Há algo que mulheres, negros e LGBTs ainda não compreenderam direito sobre preconceito e igualdade. Para que sejam considerados quase tão seres humanos quanto os homens brancos-cis progressistos, feministos e antirracistos, precisam obedecer os monopolistas da virtude. Caso contrário, estão aí para tomar esculacho mesmo, não tem como concluir diferente.

Indiara Barbosa é a vereadora mais votada de Curitiba. Auditora contábil, gerente sênior de uma multinacional, tem MBA em finanças pela FGV. Faz parte dos grupos empresariais Mulheres do Brasil e Mulheres Executivas. É mãe de um menino de 7 anos. Entrou na política há alguns anos, fez o curso do Renova BR, foi indicada representante RAPS e, em 2018, foi a deputada federal mais votada pelo NOVO do Paraná, 31 mil votos. Mas nada disso importa. O valor e a dignidade de uma mulher são medidos pela sua sujeição às pautas de esquerda e se utiliza ou não vocábulos como "mana" e "sororidade". Que pena, Indiara, não é o seu caso.

O Porta dos Fundos indicou um vídeo que, cá para nós, nem é tão engraçado, em que uma filha curitibana filma a mãe que acaba de se eleger a vereadora mais votada. Ela conta que conseguiu chegar lá usando sexo, como se espera de toda mãe de família que chegue a um posto profissional de destaque. A personagem, caricata, diz nem ter sido avisada de que era candidata. Anos antes, estava muito louca de absinto numa festa em que teve relações sexuais com vários homens e um deles era um chefão do NOVO. Daí, ele resolveu fazer campanha para ela e o resultado está aí: a mais votada da cidade.

Foi machismo do Porta dos Fundos insinuar que a vereadora eleita Indiara Barbosa usa sexo para atingir objetivos políticos? Claro que não, já que não existe machismo no Porta dos Fundos, na esquerda nem no progressismo do Brasil. E se o Danilo Gentilli tivesse feito o mesmo vídeo sobre a vereadora? Também não seria machismo porque ela está aí é no mundo para ser esculachada mesmo, já que não se filiou a um partido de esquerda.

Há progressistas que vão ver o tamanho do esculacho e decidirão se posicionar. Como fazer isso sem desrespeitar os monopolistas da virtude que jamais erram? Chama-se pseudocrítica. O posicionamento consiste em criticar o que é o partido NOVO, o que é o liberalismo e, talvez, até a pessoa da própria vereadora eleita. Quando ao Porta dos Fundos, deixa-se de lado e foca-se no vídeo. Exemplo: "O Partido NOVO é a coisa mais horrorosa que já surgiu no Brasil porque quer matar todos os pobres de fome e institucionalizar o uso do sapatênis. Mas é um desserviço o vídeo do Porta dos Fundos". Questiona-se a essência de um lado e algo pontual do outro.

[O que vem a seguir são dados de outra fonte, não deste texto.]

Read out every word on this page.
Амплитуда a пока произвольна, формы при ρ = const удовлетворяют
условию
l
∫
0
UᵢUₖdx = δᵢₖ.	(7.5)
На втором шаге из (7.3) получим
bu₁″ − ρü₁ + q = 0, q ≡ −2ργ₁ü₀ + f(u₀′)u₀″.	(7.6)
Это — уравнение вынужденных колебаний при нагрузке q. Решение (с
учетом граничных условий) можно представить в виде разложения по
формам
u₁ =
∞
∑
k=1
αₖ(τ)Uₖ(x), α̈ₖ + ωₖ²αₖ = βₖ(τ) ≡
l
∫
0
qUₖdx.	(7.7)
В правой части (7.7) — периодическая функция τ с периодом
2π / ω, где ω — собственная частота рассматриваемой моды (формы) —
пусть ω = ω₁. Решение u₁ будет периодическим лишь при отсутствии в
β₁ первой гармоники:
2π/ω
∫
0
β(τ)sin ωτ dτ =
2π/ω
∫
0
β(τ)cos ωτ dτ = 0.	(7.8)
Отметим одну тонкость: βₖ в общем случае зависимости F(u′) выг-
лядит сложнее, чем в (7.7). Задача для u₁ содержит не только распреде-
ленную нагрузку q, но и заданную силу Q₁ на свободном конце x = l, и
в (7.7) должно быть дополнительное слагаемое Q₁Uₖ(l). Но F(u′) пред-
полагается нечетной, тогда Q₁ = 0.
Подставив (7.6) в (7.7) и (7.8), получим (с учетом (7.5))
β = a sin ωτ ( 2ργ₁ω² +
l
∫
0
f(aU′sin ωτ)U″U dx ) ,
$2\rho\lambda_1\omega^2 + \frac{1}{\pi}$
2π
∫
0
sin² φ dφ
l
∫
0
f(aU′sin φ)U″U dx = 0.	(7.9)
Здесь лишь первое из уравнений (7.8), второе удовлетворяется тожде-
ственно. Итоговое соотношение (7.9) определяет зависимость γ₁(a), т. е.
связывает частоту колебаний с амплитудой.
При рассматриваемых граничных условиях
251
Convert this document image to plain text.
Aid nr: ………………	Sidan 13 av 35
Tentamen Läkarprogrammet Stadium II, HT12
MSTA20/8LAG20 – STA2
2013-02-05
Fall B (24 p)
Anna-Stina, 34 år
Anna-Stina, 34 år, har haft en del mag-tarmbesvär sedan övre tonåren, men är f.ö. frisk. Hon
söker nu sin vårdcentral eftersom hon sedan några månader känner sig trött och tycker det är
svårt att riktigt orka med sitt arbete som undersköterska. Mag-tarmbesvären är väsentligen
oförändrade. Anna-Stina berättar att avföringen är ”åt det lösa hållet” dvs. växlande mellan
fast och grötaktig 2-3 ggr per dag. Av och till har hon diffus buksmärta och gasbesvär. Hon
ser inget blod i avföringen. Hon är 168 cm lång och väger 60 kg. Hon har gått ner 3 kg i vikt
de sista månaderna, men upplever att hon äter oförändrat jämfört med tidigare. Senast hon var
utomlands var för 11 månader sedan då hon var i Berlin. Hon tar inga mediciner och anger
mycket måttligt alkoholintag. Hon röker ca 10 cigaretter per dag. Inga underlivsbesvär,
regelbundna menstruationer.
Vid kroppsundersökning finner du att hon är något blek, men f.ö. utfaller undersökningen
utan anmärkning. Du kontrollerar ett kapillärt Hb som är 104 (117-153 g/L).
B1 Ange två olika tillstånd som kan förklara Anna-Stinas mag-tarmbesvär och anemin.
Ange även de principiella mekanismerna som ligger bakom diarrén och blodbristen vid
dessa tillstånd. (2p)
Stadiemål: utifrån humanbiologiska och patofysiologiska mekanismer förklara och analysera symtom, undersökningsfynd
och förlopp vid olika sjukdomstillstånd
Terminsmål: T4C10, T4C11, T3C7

A outra ferramenta de argumentação é chamada de gaslighting, um tipo de manipulação sutil que põe em dúvida o senso de realidade da pessoa atacada. O termo vem do filme Gaslight, de 1944, com Ingrid Bergman. Na tentativa de enlouquecer a mulher, o marido apaga as luzes a gás da casa e depois, quando ela reclama que está escuro, ele jura que está claro. No caso específico funciona dizendo que a vítima não foi tão ofendida, que está exagerando na reclamação, que a pauta é ridícula, que ela sempre reclama disso, que é louca, que é chata ou enxergando interesses ocultos na reação contra o agressor.

Quando Indiara Barbosa é atacada por alguém que faz parte da patrulha progressista, o mais comum é que seja esculachada por uma enxurrada de robôs, receba gaslighting dos seguidores medianos e a pseudocrítica de personalidades progressistas. Jamais vão acusar o Porta dos Fundos de ser machista, combater o grupo, exigir retratação. Também jamais dirão que ela tem de ser respeitada ou encontrarão qualquer qualidade humana. Será algo como: "ela é de um partido horrível e merece ataque mas o vídeo foi ruim".

Caso Indiara Barbosa tivesse sido atacada por alguém da direita, a patrulha progressista se dividiria entre os que "não viram e não souberam" e entre os monopolistas da virtude das categorias "ela que lute" ou "está colhendo o que plantou". Entre as personalidades da direita que agora percebem a existência do machismo no Brasil, a reação mais comum seria outro tipo de gaslighting: "a briga é inútil porque vocês estão do mesmo lado", como se quem ataca não tivesse culpa e ela devesse aceitar humilhação pública. Ela seria aconselhada a "não reagir" ou "fazer as pazes" com quem a atacou. A situação seria exatamente a mesma caso uma mulher de esquerda seja atacada por um homem de esquerda, o que jamais seria machismo porque na esquerda não há machismo.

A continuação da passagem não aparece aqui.